Mental illnesses are another category under disability and, depends on whom one talks to in the mental health community, it can be viewed either as a disability or not at all. Mental illness is moving slowly towards the way in which Canadians view it—as a disability (Link below). Negative stereotypes of disabled people in society are the reason for the divide. There are many quotes where the meaning is in the details, and this is where the truth lives. Let’s be honest: individuals are afraid of the unknown of those who are different. Expressed in the micro-aggressions of “I would rather be dead than disabled” or “I could not do what you do”. These are not unique statements. What does this say to someone of the disability community? “hey I rather be dead than in your shoes”. No wonder there is such a divide on who identifies as part of the Disability community, as it layers those with disabilities in silence or shame, all because of stigma and stereotypes. Individuals may avoid a diagnosis or won’t say they have a disability, or even ignore symptoms and signs that may indicate a mental illness and think they are fine.

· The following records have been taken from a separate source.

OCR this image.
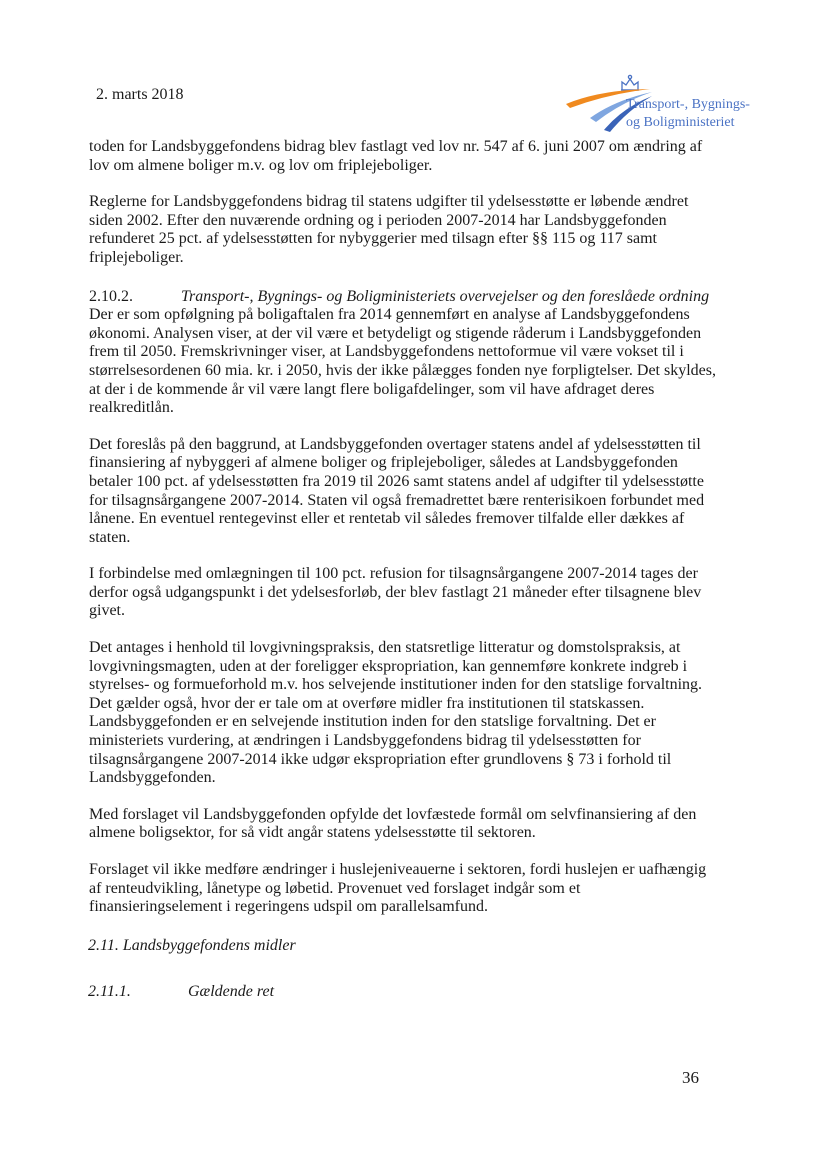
2. marts 2018
Transport-, Bygnings-
og Boligministeriet

toden for Landsbyggefondens bidrag blev fastlagt ved lov nr. 547 af 6. juni 2007 om ændring af lov om almene boliger m.v. og lov om friplejeboliger.

Reglerne for Landsbyggefondens bidrag til statens udgifter til ydelsesstøtte er løbende ændret siden 2002. Efter den nuværende ordning og i perioden 2007-2014 har Landsbyggefonden refunderet 25 pct. af ydelsesstøtten for nybyggerier med tilsagn efter §§ 115 og 117 samt friplejeboliger.

2.10.2.	Transport-, Bygnings- og Boligministeriets overvejelser og den foreslåede ordning

Der er som opfølgning på boligaftalen fra 2014 gennemført en analyse af Landsbyggefondens økonomi. Analysen viser, at der vil være et betydeligt og stigende råderum i Landsbyggefonden frem til 2050. Fremskrivninger viser, at Landsbyggefondens nettoformue vil være vokset til i størrelsesordenen 60 mia. kr. i 2050, hvis der ikke pålægges fonden nye forpligtelser. Det skyldes, at der i de kommende år vil være langt flere boligafdelinger, som vil have afdraget deres realkreditlån.

Det foreslås på den baggrund, at Landsbyggefonden overtager statens andel af ydelsesstøtten til finansiering af nybyggeri af almene boliger og friplejeboliger, således at Landsbyggefonden betaler 100 pct. af ydelsesstøtten fra 2019 til 2026 samt statens andel af udgifter til ydelsesstøtte for tilsagnsårgangene 2007-2014. Staten vil også fremadrettet bære renterisikoen forbundet med lånene. En eventuel rentegevinst eller et rentetab vil således fremover tilfalde eller dækkes af staten.

I forbindelse med omlægningen til 100 pct. refusion for tilsagnsårgangene 2007-2014 tages der derfor også udgangspunkt i det ydelsesforløb, der blev fastlagt 21 måneder efter tilsagnene blev givet.

Det antages i henhold til lovgivningspraksis, den statsretlige litteratur og domstolspraksis, at lovgivningsmagten, uden at der foreligger ekspropriation, kan gennemføre konkrete indgreb i styrelses- og formueforhold m.v. hos selvejende institutioner inden for den statslige forvaltning. Det gælder også, hvor der er tale om at overføre midler fra institutionen til statskassen. Landsbyggefonden er en selvejende institution inden for den statslige forvaltning. Det er ministeriets vurdering, at ændringen i Landsbyggefondens bidrag til ydelsesstøtten for tilsagnsårgangene 2007-2014 ikke udgør ekspropriation efter grundlovens § 73 i forhold til Landsbyggefonden.

Med forslaget vil Landsbyggefonden opfylde det lovfæstede formål om selvfinansiering af den almene boligsektor, for så vidt angår statens ydelsesstøtte til sektoren.

Forslaget vil ikke medføre ændringer i huslejeniveauerne i sektoren, fordi huslejen er uafhængig af renteudvikling, lånetype og løbetid. Provenuet ved forslaget indgår som et finansieringselement i regeringens udspil om parallelsamfund.

2.11. Landsbyggefondens midler
2.11.1.	Gældende ret
36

The definition of disability is not static and has many components depending on where one looks. For instance, if one looks up the legal definition, it can be different depending on which law one looks up. Americans with Disability Act (ADA) has a different definition than the Social Securities Act. The legal definition differs from the medical definition that the medical establishment uses. When trying to look for the World Health’s definition of disability I found that in a few reports that there is no consistent approach or definition across countries around disability and that disability is complex, dynamic and multidimensional and contested. Even within the same country across disciplines classifications and measurements are different.


Whether one acknowledges that disability affects them, it does just based on sheer numbers. An interesting fact… wearing glasses is not looked at a disability anymore, but just something that is needed. Eye surgery in some states, consider cataracts surgery an elective. Do you think vision—an ability that allows a person to see near and far objects is elective? Is it not something that would affect everyday life? I write this because I want to give awareness to the sheer size of the disability community, to soften the stigmas and stereotypes. Let us get rid of the “world is not built for some people.” And create a world that is built for all of us… because as we have experienced, when people with disabilities’ access needs are considered, everyone wins.